# Froschlaich



## ems-jade (10. Apr. 2009)

Hallo Leute

haben gestern im Teich dieses Bündel
Froschlaich entdeckt.
Hoffe die Fische lassen ein bischen über.

Sonnige Grüße

Frank


----------



## axel (10. Apr. 2009)

*AW: Froschlaich*

Hallo Frank !

Ich drück die Daumen   Hab auch Laichschnüre an den Wasserpflanzen .
Mal sehen . Wärn dann auch meine ersten Qaulquappen im Teich 
Schöne Fotos 

Sonnige Grüße 
axel


----------



## Vespabesitzer (10. Apr. 2009)

*AW: Froschlaich*



axel schrieb:


> Hab auch Laichschnüre an den Wasserpflanzen .
> Mal sehen . Wärn dann auch meine ersten Qaulquappen im Teich
> Schöne Fotos



Hallo Frank,... Schnüre sind doch immer __ Kröten  oder nicht,..
und diese Ballen immer von Fröschen,..

oder kann man das so pauschal nicht sagen,..

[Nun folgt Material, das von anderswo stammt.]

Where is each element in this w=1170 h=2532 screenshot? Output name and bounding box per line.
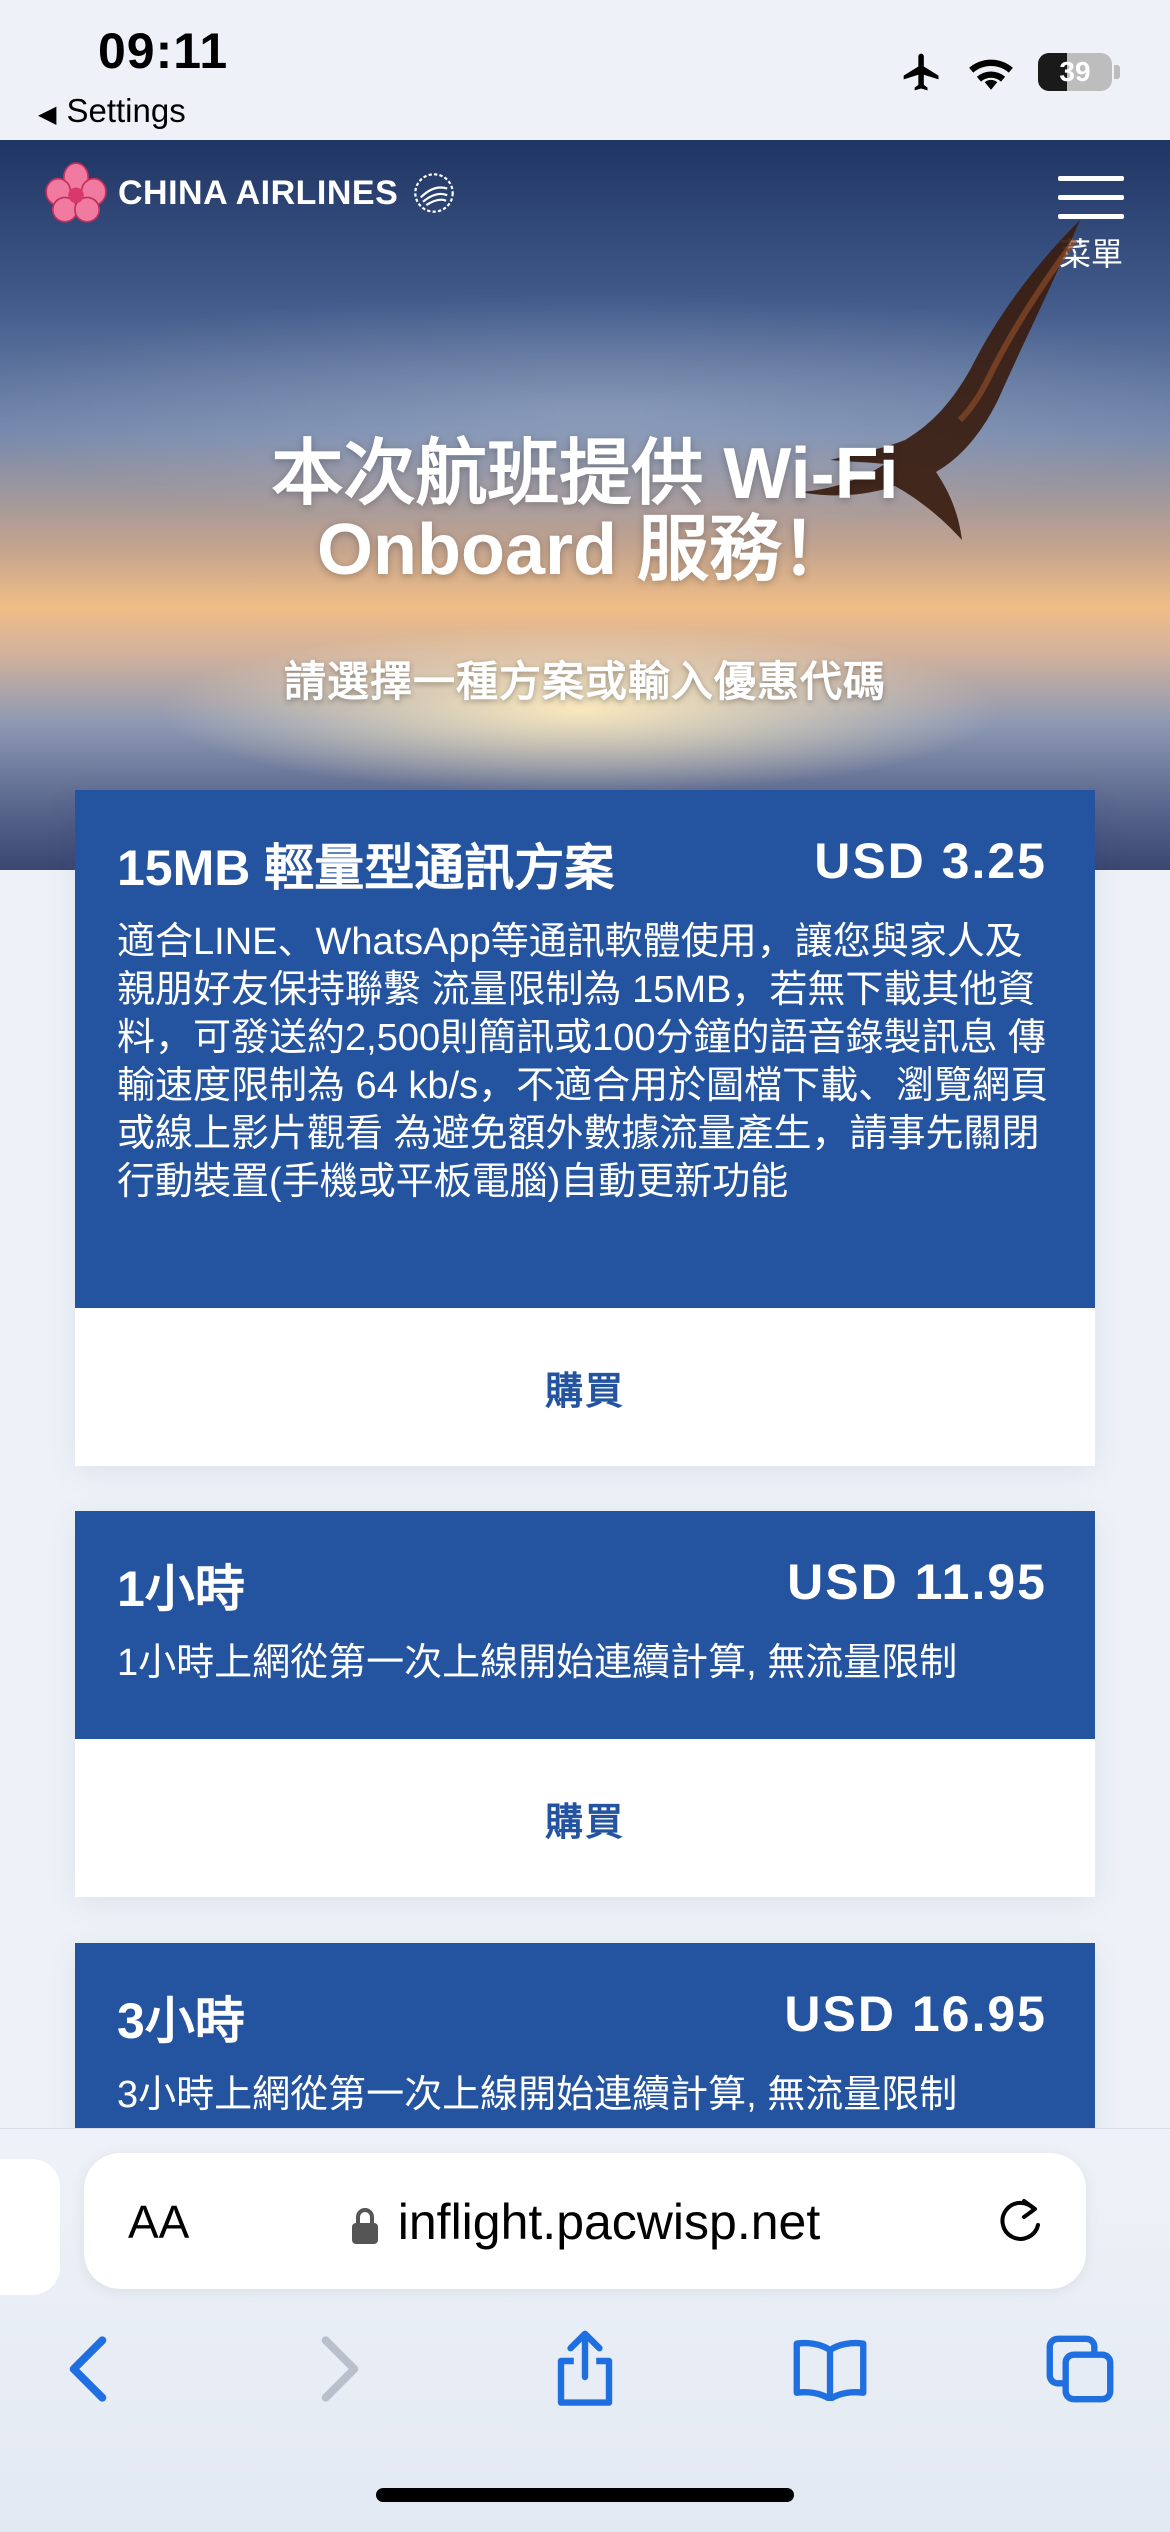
buy-button[interactable]: 購買 bbox=[75, 1308, 1095, 1466]
plan-header: 1小時 USD 11.95 1小時上網從第一次上線開始連續計算, 無流量限制 bbox=[75, 1511, 1095, 1739]
brand-name: CHINA AIRLINES bbox=[118, 173, 399, 212]
battery-icon: 39 bbox=[1038, 53, 1112, 91]
hero-title-line2: Onboard 服務！ bbox=[317, 510, 853, 590]
url-text: inflight.pacwisp.net bbox=[397, 2194, 821, 2250]
bookmarks-icon bbox=[793, 2339, 867, 2401]
address-bar[interactable]: AA inflight.pacwisp.net bbox=[84, 2153, 1086, 2289]
plan-price: USD 3.25 bbox=[814, 833, 1047, 889]
plan-price: USD 16.95 bbox=[784, 1986, 1047, 2042]
back-label: Settings bbox=[66, 92, 186, 129]
airplane-icon bbox=[903, 53, 939, 91]
hero-title-line1: 本次航班提供 Wi-Fi bbox=[271, 434, 899, 514]
back-to-settings-link[interactable]: ◀ Settings bbox=[38, 92, 186, 130]
forward-icon bbox=[321, 2336, 359, 2402]
hero-subtitle: 請選擇一種方案或輸入優惠代碼 bbox=[283, 658, 886, 705]
share-button[interactable] bbox=[545, 2329, 625, 2409]
plan-price: USD 11.95 bbox=[787, 1554, 1047, 1610]
hamburger-icon-bar bbox=[1058, 176, 1124, 181]
plan-description: 適合LINE、WhatsApp等通訊軟體使用，讓您與家人及親朋好友保持聯繫 流量… bbox=[117, 921, 1049, 1203]
tabs-icon bbox=[1046, 2335, 1114, 2403]
plan-card: 1小時 USD 11.95 1小時上網從第一次上線開始連續計算, 無流量限制 購… bbox=[75, 1511, 1095, 1897]
previous-tab-preview[interactable] bbox=[0, 2159, 60, 2295]
status-time: 09:11 bbox=[98, 23, 229, 79]
reload-icon[interactable] bbox=[994, 2195, 1046, 2247]
back-icon bbox=[69, 2336, 107, 2402]
url-field[interactable]: inflight.pacwisp.net bbox=[84, 2193, 1086, 2251]
back-button[interactable] bbox=[48, 2329, 128, 2409]
hero-banner: CHINA AIRLINES 菜單 本次航班提供 Wi-Fi Onboard 服… bbox=[0, 140, 1170, 870]
bookmarks-button[interactable] bbox=[790, 2329, 870, 2409]
status-icons: 39 bbox=[900, 50, 1120, 94]
plum-blossom-icon bbox=[45, 162, 107, 223]
browser-toolbar bbox=[0, 2329, 1170, 2439]
buy-button[interactable]: 購買 bbox=[75, 1739, 1095, 1897]
plan-header: 15MB 輕量型通訊方案 USD 3.25 適合LINE、WhatsApp等通訊… bbox=[75, 790, 1095, 1308]
skyteam-badge-icon bbox=[414, 173, 455, 213]
forward-button[interactable] bbox=[300, 2329, 380, 2409]
tabs-button[interactable] bbox=[1040, 2329, 1120, 2409]
browser-bottom-bar: AA inflight.pacwisp.net bbox=[0, 2128, 1170, 2532]
share-icon bbox=[557, 2330, 613, 2406]
plan-description: 1小時上網從第一次上線開始連續計算, 無流量限制 bbox=[117, 1642, 958, 1684]
home-indicator[interactable] bbox=[376, 2488, 794, 2502]
plan-description: 3小時上網從第一次上線開始連續計算, 無流量限制 bbox=[117, 2074, 958, 2116]
hero-title: 本次航班提供 Wi-Fi Onboard 服務！ bbox=[0, 436, 1170, 588]
battery-tip bbox=[1114, 65, 1120, 79]
plan-card: 15MB 輕量型通訊方案 USD 3.25 適合LINE、WhatsApp等通訊… bbox=[75, 790, 1095, 1466]
status-bar: 09:11 ◀ Settings 39 bbox=[0, 0, 1170, 140]
wifi-icon bbox=[969, 59, 1013, 90]
battery-level: 39 bbox=[1059, 56, 1091, 87]
china-airlines-logo[interactable]: CHINA AIRLINES bbox=[42, 162, 456, 224]
back-triangle-icon: ◀ bbox=[38, 101, 57, 128]
lock-icon bbox=[351, 2207, 378, 2244]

Bei mir haben es (leider) auch erst nur die "Kröten getrieben"

mfG. Micha


----------



## axel (10. Apr. 2009)

*AW: Froschlaich*

Hallo Micha 

Du hast bestimmt Recht . Bei mir sind es Schnüre von Kröten .
Dann werden das bei Frank bestimmt Frösche .

lg
axel


----------



## ems-jade (10. Apr. 2009)

*AW: Froschlaich*

Hallo,

dass müßte Froschlaich sein.
Der "Ballen" treibt durch den Teich und setzt sich hin und wieder an
den Kanten fest. Die Fische zeigen zwar Interesse gehen aber nicht an den Laich. Werde berichten was in den nächsten Tagen passiert und weiterhin beobachten :smoki

Gruß Frank


----------



## ironice (10. Apr. 2009)

*AW: Froschlaich*

Habe beides in meinem Teich  Frosch und Krötenleich aber evtl. is des mein Eiweiß Problem naja des legt sich. Mache morgen mal Fotos meine Fischis wollen damit nich Spielen .....die Verstecken sich mehr unten als oben....... 
Glaube aber das die schon kurz vorm Schlüpfen stehen sieht zumindest so aus 

Gruß Stefan


----------



## Kalle (10. Apr. 2009)

*AW: Froschlaich*

Hi,

kann mich dem ganzen hier anschließen. Habe Krötenlaich im Teich. Seltsamerweise __ Molche und Fische auch im Teich. Na dann hoffe ich mal dass sie wachsen ....


----------



## Lilongwe (10. Apr. 2009)

*AW: Froschlaich*

Ich hab noch nie Krötenlaich gesehen. Weiß nicht wie man ihn findet und wo... ich sehe immer erst irgendwann die großen schwarzen Krötenquappen. __ Kröten hab ich auch nicht gesehen. Einen __ Teichmolch hab ich auch schon gesichtet.

Bis Dann,

Michael


----------



## ems-jade (12. Apr. 2009)

*AW: Froschlaich*

Hallo,

habe jetzt einige Tage den Laichballen beobachtet.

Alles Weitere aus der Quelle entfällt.